Андрей переводил вопросы и ответы. Помнит, эта «пресс-конференция» проходила под открытым небом, на нетесаных скамьях и за такими же грубыми столиками. Было много советских и монгольских военных и гражданских, газетных, фото-, радио- и кинокорреспондентов. Теперь он уже не помнит толком, о чем шла тогда речь, что это был за генерал и как сложилась его дальнейшая судьба, скорее всего после окончания войны его отпустили назад в Японию. Но твердо запомнилось одно: радостное, приподнятое настроение, не покидавшее его на протяжении всей «пресс-конференции». Настроение, которое он мысленно называл триумфом переводчика. Да и как же было не торжествовать, когда он, Андрей Лысогор, впервые в жизни переводит с японского и на японский не в институтской аудитории, а в присутствии многих посторонних людей и, главное, настоящего живого японца. Не без трудностей, правда, не совсем гладко, часто приказывая произносить слова медленнее и отчетливее, но все же успешно!..
Редкостное счастье разведчика, выпавшее на долю Андрея, взбудоражило его, вызвало азарт, как это бывает с игроками в рулетку. Он начал проситься на новое задание. Им двигали восторг, азарт, молодая жажда подвига. И он все-таки убедил начальство, что без человека, знающего японский язык, в одной из групп поиска никак не обойтись. И его снова послали в разведку.
В этот последний раз повезло ему значительно меньше. Но все же повезло: хотя и вынесли его после перестрелки с японской засадой с простреленной ногой, раздробленным левым плечом и ранением черепа, но все же… живым.
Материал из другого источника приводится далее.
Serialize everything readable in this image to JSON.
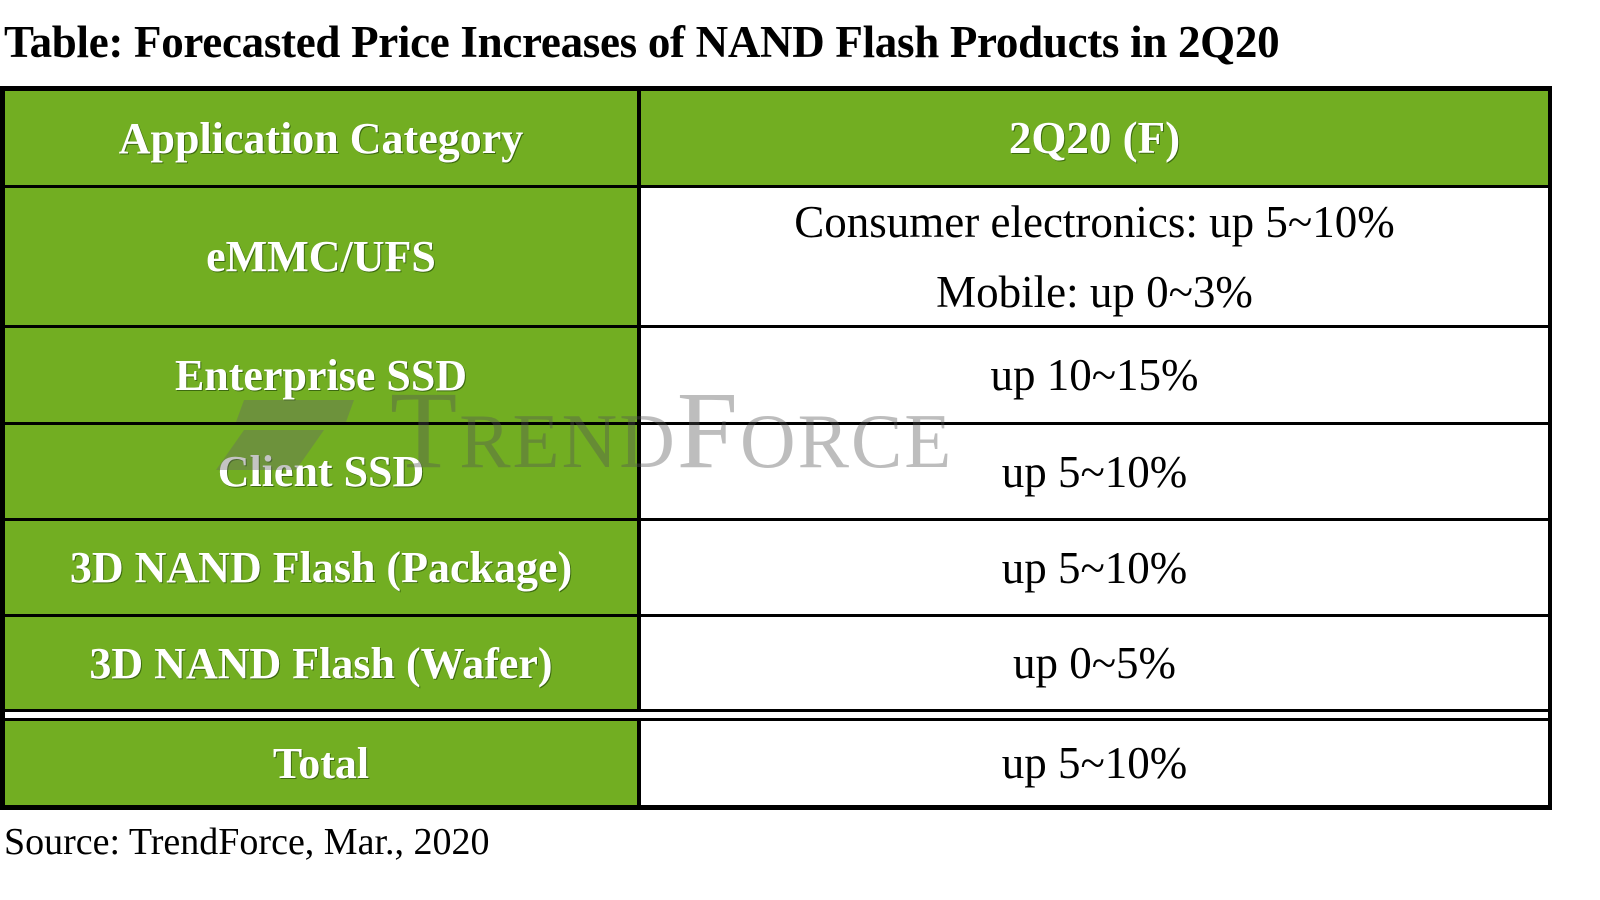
{
  "title": "Table: Forecasted Price Increases of NAND Flash Products in 2Q20",
  "table": {
    "headers": [
      "Application Category",
      "2Q20 (F)"
    ],
    "rows": [
      {
        "category": "eMMC/UFS",
        "values": [
          "Consumer electronics: up 5~10%",
          "Mobile: up 0~3%"
        ]
      },
      {
        "category": "Enterprise SSD",
        "values": [
          "up 10~15%"
        ]
      },
      {
        "category": "Client SSD",
        "values": [
          "up 5~10%"
        ]
      },
      {
        "category": "3D NAND Flash (Package)",
        "values": [
          "up 5~10%"
        ]
      },
      {
        "category": "3D NAND Flash (Wafer)",
        "values": [
          "up 0~5%"
        ]
      }
    ],
    "total": {
      "category": "Total",
      "value": "up 5~10%"
    }
  },
  "watermark": "TrendForce",
  "source": "Source: TrendForce, Mar., 2020",
  "colors": {
    "header_green": "#72ae22",
    "border": "#000000"
  }
}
Первую в жизни боевую награду ему вручили в госпитале. Это был высший орден Монгольской Народной Республики. Вручил его Андрею высокий, стройный, с веселыми глазами прославленный маршал Чойбалсан…
Андрей пролежал в госпитале несколько месяцев в Чите, в Красноярске, в Москве. Первой зажила рана на голове. Потом вошла в строй нога. Плечо срасталось медленно и мучило его больше всего. Однако в последние месяцы пребывания в госпитале он мог уже не только читать, но и понемногу работать над первыми набросками диссертации.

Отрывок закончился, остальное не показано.